Immerwahr points out that something as mundane as weights and measures could and did wreak havoc. During WWI
when American troops arrived in Europe, they discovered that, “…Europeans used different caliber weapons, had a different sizing system for uniforms, and measured distance differently”. How do you keep an empire together without basic standardization? Whose standards should prevail? Beyond weights and measures, how do you communicate when people speak a variety of languages? Language is important because, “…what language you speak will affect which communities you join, which books you read, which places you feel at home....and will have profound consequences.”

Flying the American flag in these distant places didn’t mean that Americans back home bonded with these strange, foreign people and places. There are times when looking at history means understanding and accepting that attitudes and mores of today can’t fairly be applied to people of the past. But some of the history exposed in this book can't be excused. Some readers will be familiar with the history of land grabs, termination of Native Americans, and flagrant racism.
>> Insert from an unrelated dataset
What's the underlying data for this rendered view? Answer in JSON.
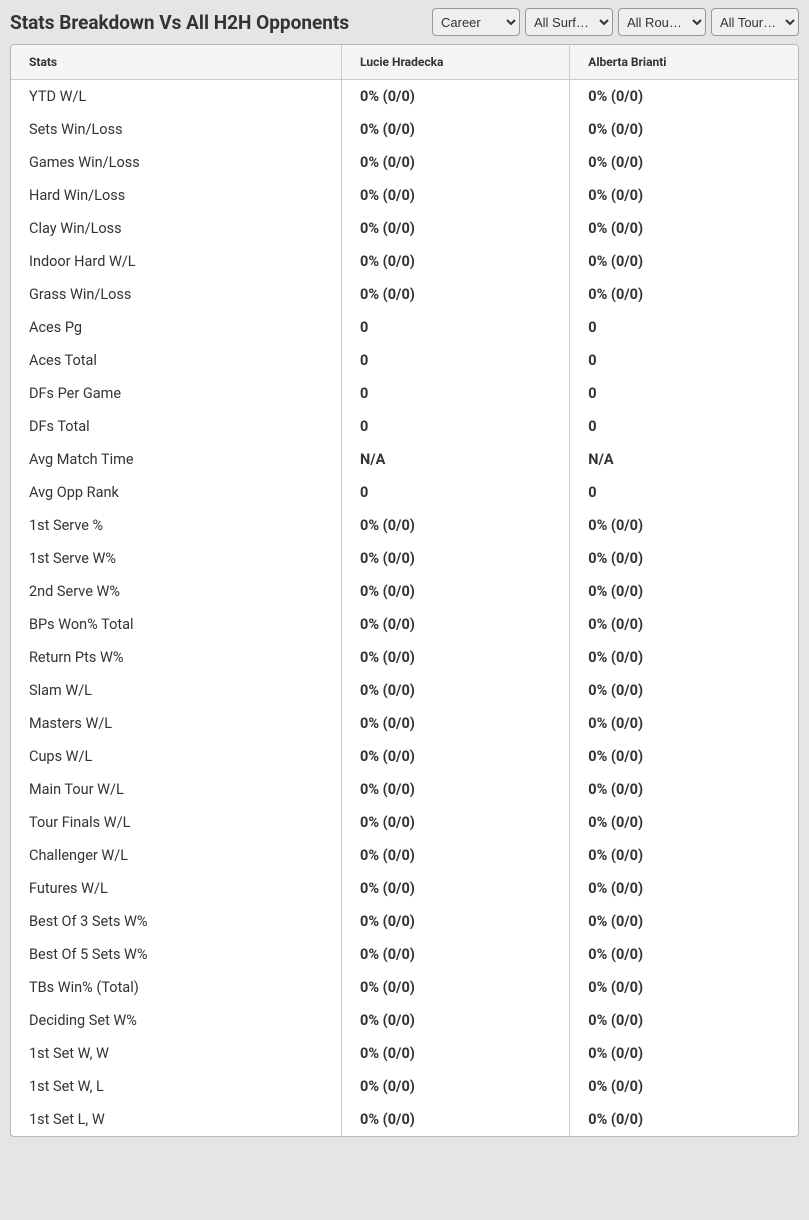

While everyone remembers the Nazi butchers of WWII how many Americans have ever heard about the Balangiga Massacre and the savagery of General Jacob Smith? One of the most shocking parts of this book is the realization that bad people have an alarming rate of success throughout history.

Connecting the dots is about understanding how seemingly unconnected events can influence nations, armies, individuals, ideas, and cultures. Immerwahr asks many interesting questions and provides answers by connecting the dots into a clear and comprehensible picture of history that educates and amazes.